Framing economic questions correctly

  • One must always be careful to pose economic questions correctly so they aren't misleading.

  • For example, a table that looks like this, one would instinctively graph like this: False demand curve for textbooks

  • It's actually graphed like this, because data doesn't speak for itself: Correct demand curves for textbooks

  • Also be careful of people who speak in economic terms with conviction, but make the mistake of confusing terms.

    • Don't confuse demand with quantity demanded.

Quick summary

  • We continued our theme that the rules of the game affect supply and demand conditions by shaping incentives.

  • The coordinating properties of the free-market system work just as effectively during catastrophes as they do during normal states of affairs. “Price gouging” is nothing more than rapid price increases due to dramatic changes in the plans of buyers and sellers.

  • Incentives change, for example, when price controls are implemented into an otherwise free-market process.
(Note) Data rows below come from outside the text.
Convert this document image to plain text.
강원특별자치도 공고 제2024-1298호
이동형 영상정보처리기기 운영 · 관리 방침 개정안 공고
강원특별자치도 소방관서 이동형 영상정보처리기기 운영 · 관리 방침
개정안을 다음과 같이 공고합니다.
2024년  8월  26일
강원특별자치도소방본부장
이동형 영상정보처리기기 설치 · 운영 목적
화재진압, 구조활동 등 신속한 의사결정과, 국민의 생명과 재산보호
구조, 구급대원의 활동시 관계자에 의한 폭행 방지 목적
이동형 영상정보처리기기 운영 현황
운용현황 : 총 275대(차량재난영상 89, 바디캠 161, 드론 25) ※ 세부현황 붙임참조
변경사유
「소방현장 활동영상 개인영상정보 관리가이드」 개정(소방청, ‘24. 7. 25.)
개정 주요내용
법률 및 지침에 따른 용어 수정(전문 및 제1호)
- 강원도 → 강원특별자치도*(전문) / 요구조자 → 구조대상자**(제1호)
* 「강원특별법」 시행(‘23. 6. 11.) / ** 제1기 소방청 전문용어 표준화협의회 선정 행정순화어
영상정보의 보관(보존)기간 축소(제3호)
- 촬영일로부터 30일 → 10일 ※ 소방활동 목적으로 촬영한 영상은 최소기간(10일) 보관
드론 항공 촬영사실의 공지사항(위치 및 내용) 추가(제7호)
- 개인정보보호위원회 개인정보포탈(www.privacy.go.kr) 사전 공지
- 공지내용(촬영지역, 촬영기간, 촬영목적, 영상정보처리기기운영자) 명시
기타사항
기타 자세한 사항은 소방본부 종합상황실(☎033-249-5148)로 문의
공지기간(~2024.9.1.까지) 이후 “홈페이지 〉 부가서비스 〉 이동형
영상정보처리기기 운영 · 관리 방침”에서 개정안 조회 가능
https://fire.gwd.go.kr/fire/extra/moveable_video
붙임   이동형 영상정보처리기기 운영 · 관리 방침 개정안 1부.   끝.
When a price control is effective, it unintentionally generates market discoordination.

  • A price ceiling is a legally mandated maximum price. Whether a price ceiling is placed on gasoline or on a very different good, such as rent on apartment units, it creates a shortage. Price competition will tend to be replaced with nonprice or nonmonetary competition. The legally mandated lower price does not eliminate or even reduce the scarcity of the good under the control.

  • A price floor, such as an agricultural price support or a minimum wage on unskilled labor, is a legally mandated minimum price. If effective, the price floor unintentionally generates a surplus. With agricultural commodities, that surplus is typically purchased by the government, representing a transfer of wealth from consumers (in the form of higher prices) and from taxpayers (in the form of a higher tax burden to pay for the government support programs). In the case of the minimum wage, the surplus comes in the form of unemployed workers, who are not bought (like agricultural goods) by the government itself. While those who maintain or find jobs at the minimum wage are better off (compared to what they would have earned at the free-market wage), those who are unemployed are simply out of luck.

  • Prohibition on alcohol and drugs drives market processes underground. Those with a comparative advantage in crime are successors in the competitive process.

  • There is no economic law that says costs of production determine price. It is wrong to suppose that we can choose between basing prices on costs or letting them be set by demand and supply, because the demand and supply process determines all costs.

  • By altering relative costs in response to changing conditions, the demand and supply process sets prices that reflect the relative scarcities of goods and indicates how they can be used most economically.

  • Prices that reflect changing relative scarcities coordinate the activities of people in a commercial society.

  • Many different people use economic terms and concepts in ill-informed or misleading ways. Debunking their stories is part of the art of the economist.